It will require deflation in housing prices and those with houses have to accept that. This nimby excuse you see in many planning objections of "it will devalue neighbouring homes" has to be rejected outright.


You need rezoning of brownfield sites that have low rise warehouses in prime locations, (Naas road area is a classic example of delay in this whereas Sandyford "industrial estate" is an example of what can be done)

You need to identify new swathes of land and provide services. EG, Cherrywood.

You need to incentivise commencement of construction / penalise undue delay.

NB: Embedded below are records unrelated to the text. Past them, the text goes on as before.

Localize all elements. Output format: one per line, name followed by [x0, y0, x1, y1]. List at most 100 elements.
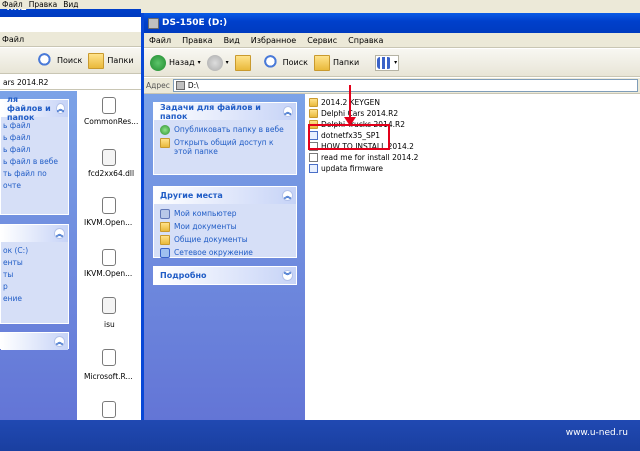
views-button[interactable]: ▾	[375, 54, 400, 71]
my-documents-link[interactable]: Мои документы	[160, 222, 290, 232]
folders-button[interactable]: Папки	[313, 54, 359, 71]
back-file-name[interactable]: isu	[104, 320, 115, 329]
chevron-down-icon[interactable]: ▾	[226, 59, 229, 66]
back-place-link[interactable]: р	[3, 282, 66, 291]
back-taskpane: ля файлов и папок ︽ ь файл ь файл ь файл …	[0, 91, 77, 420]
menu-tools[interactable]: Сервис	[307, 36, 337, 45]
my-computer-link[interactable]: Мой компьютер	[160, 209, 290, 219]
back-file-name[interactable]: IKVM.Open...	[84, 218, 132, 227]
folders-icon	[313, 54, 330, 71]
address-input[interactable]: D:\	[172, 79, 638, 92]
back-menu-view[interactable]: Вид	[63, 0, 78, 9]
back-file-list: CommonRes... fcd2xx64.dll IKVM.Open... I…	[80, 91, 141, 420]
tasks-header[interactable]: Задачи для файлов и папок ︽	[154, 102, 296, 121]
chevron-down-icon[interactable]: ▾	[198, 59, 201, 66]
back-places-header[interactable]: ︽	[1, 225, 68, 242]
forward-arrow-icon	[206, 54, 223, 71]
search-button[interactable]: Поиск	[263, 54, 308, 71]
back-menu-edit[interactable]: Правка	[29, 0, 58, 9]
tasks-title: Задачи для файлов и папок	[160, 102, 261, 121]
back-file-name[interactable]: Microsoft.R...	[84, 372, 133, 381]
file-name: updata firmware	[321, 164, 384, 173]
back-menubar-top: Файл Правка Вид	[0, 0, 141, 9]
menu-edit[interactable]: Правка	[182, 36, 212, 45]
file-icon[interactable]	[102, 97, 118, 115]
network-places-link[interactable]: Сетевое окружение	[160, 248, 290, 258]
back-menu-file[interactable]: Файл	[2, 0, 23, 9]
task-pane: Задачи для файлов и папок ︽ Опубликовать…	[144, 94, 305, 420]
up-folder-button[interactable]	[234, 54, 254, 71]
expand-icon[interactable]: ︾	[282, 270, 293, 281]
menu-view[interactable]: Вид	[224, 36, 240, 45]
back-details-header[interactable]: ︽	[1, 333, 68, 350]
back-search-button[interactable]: Поиск	[38, 52, 83, 69]
collapse-icon[interactable]: ︽	[282, 106, 293, 117]
back-address[interactable]: ars 2014.R2	[0, 76, 141, 90]
back-tasks-header[interactable]: ля файлов и папок ︽	[1, 95, 68, 122]
back-menu-1[interactable]: Файл	[2, 35, 24, 44]
file-icon[interactable]	[102, 401, 118, 419]
window-titlebar[interactable]: DS-150E (D:)	[144, 13, 640, 33]
dll-icon[interactable]	[102, 149, 118, 167]
menu-help[interactable]: Справка	[348, 36, 383, 45]
file-item[interactable]: read me for install 2014.2	[309, 152, 509, 163]
collapse-icon[interactable]: ︽	[282, 190, 293, 201]
forward-button[interactable]: ▾	[206, 54, 229, 71]
file-icon[interactable]	[102, 349, 118, 367]
back-place-link[interactable]: ок (C:)	[3, 246, 66, 255]
back-task-link[interactable]: ь файл	[3, 145, 66, 154]
window-title: DS-150E (D:)	[162, 18, 228, 28]
address-label: Адрес	[146, 81, 170, 90]
file-icon[interactable]	[102, 197, 118, 215]
back-menubar: Файл	[0, 32, 141, 47]
file-item[interactable]: updata firmware	[309, 163, 509, 174]
back-button[interactable]: Назад ▾	[150, 54, 201, 71]
places-header[interactable]: Другие места ︽	[154, 187, 296, 204]
address-value: D:\	[187, 81, 199, 90]
arrow-annotation	[349, 85, 351, 121]
shared-documents-link[interactable]: Общие документы	[160, 235, 290, 245]
share-folder-icon	[160, 138, 170, 148]
collapse-icon[interactable]: ︽	[56, 103, 65, 114]
back-place-link[interactable]: ты	[3, 270, 66, 279]
menu-favorites[interactable]: Избранное	[251, 36, 296, 45]
publish-web-link[interactable]: Опубликовать папку в вебе	[160, 125, 290, 135]
application-icon	[309, 164, 318, 173]
back-file-name[interactable]: IKVM.Open...	[84, 269, 132, 278]
back-search-label: Поиск	[57, 56, 83, 65]
back-file-name[interactable]: fcd2xx64.dll	[88, 169, 134, 178]
back-file-name[interactable]: CommonRes...	[84, 117, 138, 126]
back-place-link[interactable]: енты	[3, 258, 66, 267]
back-task-link[interactable]: ть файл по	[3, 169, 66, 178]
back-task-link[interactable]: ь файл	[3, 133, 66, 142]
explorer-window: DS-150E (D:) Файл Правка Вид Избранное С…	[141, 13, 640, 420]
up-folder-icon	[234, 54, 251, 71]
share-folder-link[interactable]: Открыть общий доступ к этой папке	[160, 138, 290, 156]
collapse-icon[interactable]: ︽	[54, 228, 65, 239]
back-place-link[interactable]: ение	[3, 294, 66, 303]
back-window: 4.R2 Файл Файл Правка Вид Поиск Папки ar…	[0, 0, 141, 420]
back-task-link[interactable]: ь файл в вебе	[3, 157, 66, 166]
toolbar: Назад ▾ ▾ Поиск Папки ▾	[144, 49, 640, 77]
file-icon[interactable]	[102, 297, 118, 315]
back-task-link[interactable]: ь файл	[3, 121, 66, 130]
globe-icon	[160, 125, 170, 135]
back-arrow-icon	[150, 54, 166, 71]
file-item[interactable]: Delphi Cars 2014.R2	[309, 108, 509, 119]
file-item[interactable]: 2014.2 KEYGEN	[309, 97, 509, 108]
search-icon	[38, 52, 54, 69]
search-label: Поиск	[282, 58, 308, 67]
back-task-link[interactable]: очте	[3, 181, 66, 190]
share-folder-label: Открыть общий доступ к этой папке	[174, 138, 274, 156]
back-tasks-title: ля файлов и папок	[7, 95, 51, 122]
back-folders-label: Папки	[107, 56, 134, 65]
menu-file[interactable]: Файл	[149, 36, 171, 45]
shared-folder-icon	[160, 235, 170, 245]
details-header[interactable]: Подробно ︾	[154, 267, 296, 284]
file-icon[interactable]	[102, 249, 118, 267]
collapse-icon[interactable]: ︽	[54, 336, 65, 347]
publish-web-label: Опубликовать папку в вебе	[174, 125, 284, 134]
documents-folder-icon	[160, 222, 170, 232]
drive-icon	[175, 81, 185, 90]
back-folders-button[interactable]: Папки	[88, 52, 134, 69]
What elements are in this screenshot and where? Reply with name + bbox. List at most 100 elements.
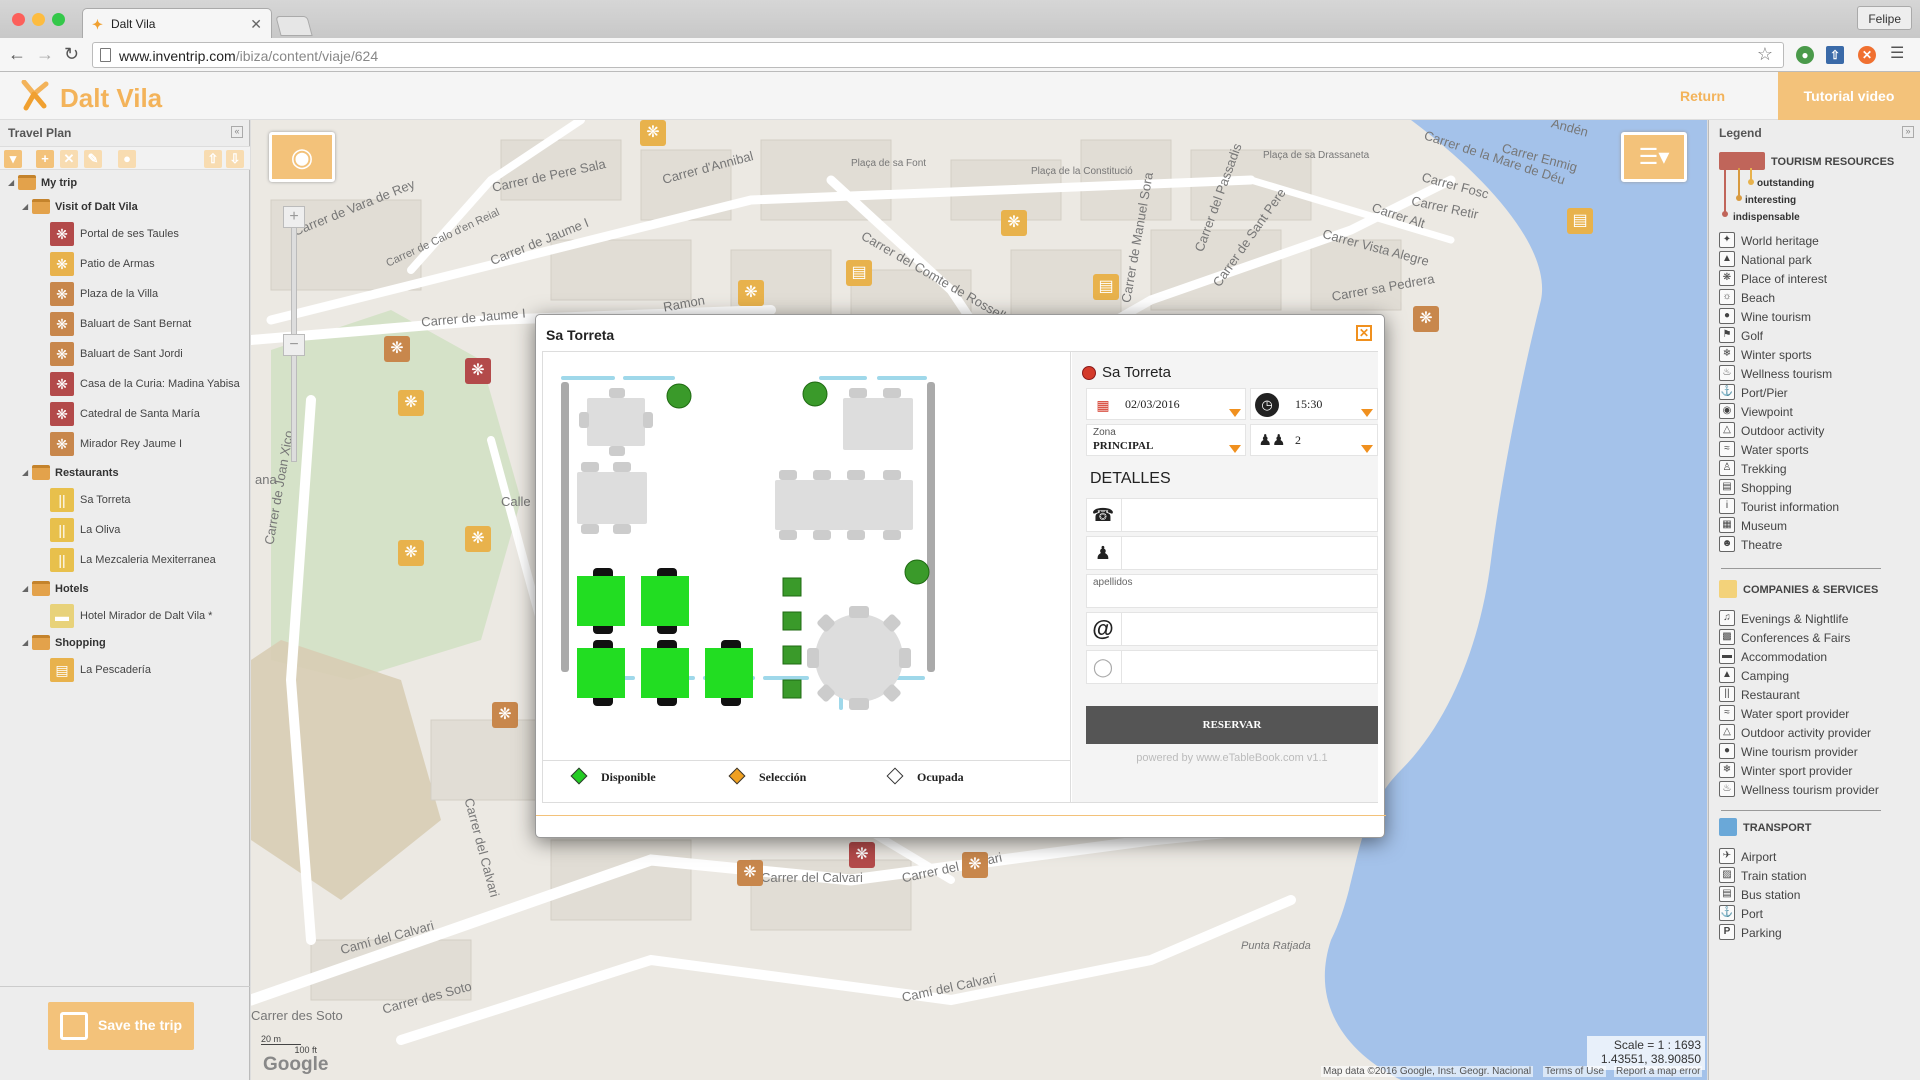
legend-item-label: Tourist information bbox=[1741, 500, 1840, 514]
save-disk-icon bbox=[60, 1012, 88, 1040]
address-bar[interactable]: www.inventrip.com/ibiza/content/viaje/62… bbox=[92, 42, 1784, 68]
map-pin-icon[interactable]: ❋ bbox=[398, 540, 424, 566]
map-pin-icon[interactable]: ❋ bbox=[492, 702, 518, 728]
place-label: Punta Ratjada bbox=[1241, 940, 1311, 952]
reload-icon[interactable]: ↻ bbox=[64, 44, 79, 64]
tree-item-label: La Mezcaleria Mexiterranea bbox=[80, 554, 216, 566]
maximize-window-icon[interactable] bbox=[52, 13, 65, 26]
dropdown-icon[interactable]: ▾ bbox=[4, 150, 22, 168]
bookmark-star-icon[interactable]: ☆ bbox=[1757, 44, 1773, 65]
view-eye-button[interactable]: ◉ bbox=[269, 132, 335, 182]
companies-swatch bbox=[1719, 580, 1737, 598]
logo-mark-icon bbox=[21, 80, 49, 111]
comments-field[interactable]: ◯ bbox=[1086, 650, 1378, 684]
expand-icon[interactable]: ◢ bbox=[22, 468, 28, 477]
legend-item-label: Port/Pier bbox=[1741, 386, 1788, 400]
legend-available: Disponible bbox=[570, 767, 656, 785]
menu-icon[interactable]: ☰ bbox=[1890, 44, 1904, 64]
legend-item-label: Golf bbox=[1741, 329, 1764, 343]
map-pin-icon[interactable]: ▤ bbox=[1093, 274, 1119, 300]
zone-select[interactable]: Zona PRINCIPAL bbox=[1086, 424, 1246, 456]
map-pin-icon[interactable]: ❋ bbox=[465, 526, 491, 552]
return-button[interactable]: Return bbox=[1680, 88, 1725, 104]
legend-section-title: COMPANIES & SERVICES bbox=[1743, 584, 1879, 596]
name-field[interactable]: ♟ bbox=[1086, 536, 1378, 570]
sidebar-collapse-icon[interactable]: « bbox=[231, 126, 243, 138]
suitcase-icon bbox=[32, 635, 50, 650]
date-select[interactable]: ▦ 02/03/2016 bbox=[1086, 388, 1246, 420]
add-icon[interactable]: + bbox=[36, 150, 54, 168]
restaurant-icon: || bbox=[50, 488, 74, 512]
move-up-icon[interactable]: ⇧ bbox=[204, 150, 222, 168]
app-header: Dalt Vila Return Tutorial video bbox=[0, 72, 1920, 120]
move-down-icon[interactable]: ⇩ bbox=[226, 150, 244, 168]
map-pin-icon[interactable]: ❋ bbox=[640, 120, 666, 146]
legend-occupied-label: Ocupada bbox=[917, 770, 964, 784]
map-pin-icon[interactable]: ❋ bbox=[737, 860, 763, 886]
zoom-in-button[interactable]: + bbox=[283, 206, 305, 228]
people-select[interactable]: ♟♟ 2 bbox=[1250, 424, 1378, 456]
locate-icon[interactable]: ● bbox=[118, 150, 136, 168]
map-pin-icon[interactable]: ❋ bbox=[962, 852, 988, 878]
minimize-window-icon[interactable] bbox=[32, 13, 45, 26]
restaurant-name: Sa Torreta bbox=[1102, 364, 1171, 381]
map-pin-icon[interactable]: ❋ bbox=[738, 280, 764, 306]
legend-item-label: Water sports bbox=[1741, 443, 1809, 457]
legend-item-label: Port bbox=[1741, 907, 1764, 921]
time-select[interactable]: ◷ 15:30 bbox=[1250, 388, 1378, 420]
close-window-icon[interactable] bbox=[12, 13, 25, 26]
wine-provider-icon: ● bbox=[1719, 743, 1735, 759]
tree-group-label: Visit of Dalt Vila bbox=[55, 201, 138, 213]
reserve-button[interactable]: RESERVAR bbox=[1086, 706, 1378, 744]
street-label: Plaça de sa Font bbox=[851, 158, 927, 169]
expand-icon[interactable]: ◢ bbox=[22, 584, 28, 593]
extension-upload-icon[interactable]: ⇧ bbox=[1826, 46, 1844, 64]
brand-name: Dalt Vila bbox=[60, 83, 163, 113]
map-pin-icon[interactable]: ❋ bbox=[384, 336, 410, 362]
map-pin-icon[interactable]: ❋ bbox=[849, 842, 875, 868]
expand-icon[interactable]: ◢ bbox=[8, 178, 14, 187]
chevron-down-icon bbox=[1229, 409, 1241, 417]
email-field[interactable]: @ bbox=[1086, 612, 1378, 646]
zoom-out-button[interactable]: − bbox=[283, 334, 305, 356]
parking-icon: P bbox=[1719, 924, 1735, 940]
expand-icon[interactable]: ◢ bbox=[22, 638, 28, 647]
phone-field[interactable]: ☎ bbox=[1086, 498, 1378, 532]
extension-block-icon[interactable]: ✕ bbox=[1858, 46, 1876, 64]
map-layers-button[interactable]: ☰▾ bbox=[1621, 132, 1687, 182]
browser-tab[interactable]: ✦ Dalt Vila ✕ bbox=[82, 8, 272, 38]
surname-field[interactable]: apellidos bbox=[1086, 574, 1378, 608]
details-heading: DETALLES bbox=[1090, 470, 1171, 487]
save-trip-button[interactable]: Save the trip bbox=[48, 1002, 194, 1050]
delete-icon[interactable]: ✕ bbox=[60, 150, 78, 168]
map-pin-icon[interactable]: ❋ bbox=[1413, 306, 1439, 332]
legend-item-label: Trekking bbox=[1741, 462, 1787, 476]
map-pin-icon[interactable]: ▤ bbox=[1567, 208, 1593, 234]
extension-map-icon[interactable]: ● bbox=[1796, 46, 1814, 64]
edit-icon[interactable]: ✎ bbox=[84, 150, 102, 168]
map-pin-icon[interactable]: ❋ bbox=[465, 358, 491, 384]
reservation-frame: Disponible Selección Ocupada Sa Torreta … bbox=[542, 351, 1378, 803]
trekking-icon: ♙ bbox=[1719, 460, 1735, 476]
phone-icon: ☎ bbox=[1091, 505, 1115, 525]
outdoor-activity-icon: △ bbox=[1719, 422, 1735, 438]
expand-icon[interactable]: ◢ bbox=[22, 202, 28, 211]
map-pin-icon[interactable]: ❋ bbox=[398, 390, 424, 416]
back-icon[interactable]: ← bbox=[8, 44, 26, 64]
attraction-icon: ❋ bbox=[50, 402, 74, 426]
report-error-link[interactable]: Report a map error bbox=[1614, 1066, 1703, 1077]
legend-item-label: Restaurant bbox=[1741, 688, 1800, 702]
powered-by-link[interactable]: powered by www.eTableBook.com v1.1 bbox=[1086, 752, 1378, 764]
new-tab-button[interactable] bbox=[275, 16, 313, 36]
tab-close-icon[interactable]: ✕ bbox=[250, 16, 262, 33]
map-pin-icon[interactable]: ▤ bbox=[846, 260, 872, 286]
airport-icon: ✈ bbox=[1719, 848, 1735, 864]
legend-collapse-icon[interactable]: » bbox=[1902, 126, 1914, 138]
profile-button[interactable]: Felipe bbox=[1857, 6, 1912, 30]
forward-icon[interactable]: → bbox=[36, 44, 54, 64]
tutorial-video-button[interactable]: Tutorial video bbox=[1778, 72, 1920, 120]
map-pin-icon[interactable]: ❋ bbox=[1001, 210, 1027, 236]
tree-item-label: Mirador Rey Jaume I bbox=[80, 438, 183, 450]
dialog-close-button[interactable]: ✕ bbox=[1356, 325, 1372, 341]
terms-link[interactable]: Terms of Use bbox=[1543, 1066, 1606, 1077]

You need local "bus connects" type reliable transport to link into main transport arms to make commuter towns viable - but not a system that takes 10 years to implement (Naas is a classic example and its still at consultancy stage even though it would be so simple to implement)

You need to provide assistance to new buyers but with both price and size caps and incentive to stay in that property for 10+ years - similar to the Singapore model. So zero assistance if buying a 2,000 sq ft property and max incentive for 2/3bed 80/100sq m property.        

and one thing I believe would be a quick initial dart in the arm is to permit "garden rooms" where no other extension has been built to be used for living subject to it being occupied by a direct relative or leased to a college housing authority and subject to 5 year renewable licence and other conditions.

Ideally you need a housing Tsar possibly within the LDA that has absolute authority to push through decisions past councils if agreement within 60 or 90 days cannot be reached. That same person could insist on services being laid on - again without undue delay from councils.  


But this tinkering every few months does absolutely nothing.


----------